This is exactly how I feel right now:
Here’s an article that kept me tossing and turning until 3:30 this morning: Struggling for Work: Broken Dreams of a New Generation
And here are some highlights for those of you so removed from the current crisis that you don’t think you need to bother reading that article:
“Although college has never been more vital to success, degrees aren’t worth what they were a generation ago: There are 80,000 bartenders in America with B.A.’s.”
[Fun fact: I was recently rejected from a job as a bartender. Also as a food server, barista, administrative assistant [x23], groundskeeper/gardener, research assistant [x6], dog handler, babysitter, Macy’s sales associate, Gap sales associate, editor/proofreader, and bank teller.]
“While U.S. unemployment is 8.3 percent, unemployment for 20- to 24-year-olds is 13.8 percent – the highest rate for any group in America. Unemployment for 20-year-olds reached 19.4 percent in Philadelphia in 2010.
“Since 2010, just 54 percent of young adults ages 18 to 24 have been employed, the lowest level since 1948, when the government began keeping track, federal data show.
“Unlike their parents, millennials – also called Generation Y – are starting out with greater responsibility for their own health insurance and retirement. Young adults, in fact, remain the most uninsured group in the United States.”
[My physician generously refilled my birth control without making me come in for an appointment. Sounds great, until you realize that this year I have to skip my annual physical because I can't afford the $350 appointment. Hopefully I don't have cervical, ovarian, uterine, breast, or any other cancer. Of course, it doesn't really matter whether I know if I'm sick, because it's not like I'd have the insurance to treat it, anyway. My birth control, which once upon a time cost $20, is now more than $160 without insurance. So, my choice was to go without birth control or put the purchase on my credit card. On my Visa it went, because prenatal care or an abortion without insurance is a lot more than $160, and condoms may be cheaper, but two forms of birth control are more effective than one.]

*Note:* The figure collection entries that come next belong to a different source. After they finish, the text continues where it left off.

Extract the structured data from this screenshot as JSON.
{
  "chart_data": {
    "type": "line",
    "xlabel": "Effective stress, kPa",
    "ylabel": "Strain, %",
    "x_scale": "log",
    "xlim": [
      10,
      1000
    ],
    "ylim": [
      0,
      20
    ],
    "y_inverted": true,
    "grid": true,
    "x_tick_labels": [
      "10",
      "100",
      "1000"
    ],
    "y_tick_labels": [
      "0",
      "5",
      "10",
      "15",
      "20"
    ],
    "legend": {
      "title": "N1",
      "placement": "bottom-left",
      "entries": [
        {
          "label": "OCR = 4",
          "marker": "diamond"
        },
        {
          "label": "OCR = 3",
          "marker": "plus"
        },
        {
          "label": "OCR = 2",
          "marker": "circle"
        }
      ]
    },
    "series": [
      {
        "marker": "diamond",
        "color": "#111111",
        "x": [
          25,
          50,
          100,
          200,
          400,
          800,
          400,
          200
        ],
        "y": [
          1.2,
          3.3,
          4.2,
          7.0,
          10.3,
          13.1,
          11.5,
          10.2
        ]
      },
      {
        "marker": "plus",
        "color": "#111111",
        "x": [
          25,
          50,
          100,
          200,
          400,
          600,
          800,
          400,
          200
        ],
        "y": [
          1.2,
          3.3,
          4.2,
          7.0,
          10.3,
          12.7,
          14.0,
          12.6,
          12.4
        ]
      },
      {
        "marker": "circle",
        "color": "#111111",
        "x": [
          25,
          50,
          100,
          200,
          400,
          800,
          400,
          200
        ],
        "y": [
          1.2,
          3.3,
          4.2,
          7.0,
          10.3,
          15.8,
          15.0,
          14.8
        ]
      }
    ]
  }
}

“The result: Students have to borrow a lot of money. Along with their diplomas each May, two out of three graduates are handed a staggering load of student-loan debt, averaging $25,250 – the highest in U.S. history.”
[I guess I'm lucky. I sacrificed going to a 4-year university right away, so my principal debt amounts to only $22,000. On which I am supposed to begin repayment in two months, even though there is fewer than $100 in my bank account and a balance of $1,900 on my credit card.]
I will anathematize the next person who tells me I’m “not trying hard enough,” “being too picky,” or “have too high of expectations.” I god damn dare you to look me in the face and tell me that. Truly, I would just love to pick apart your life and tell you all the ways that you’re inadequate. I worked my ass off to get into the best public school in the world, for the best education possible; I put myself through Berkeley without a penny from my parents; I took a 20-unit semester, against the advice of not one, but two advisors, and graduated early to save myself $8,000 in student loans.
I had no expectation of a lush desk job with a corner office right out of school, but I think I had the right to expect a little more than this.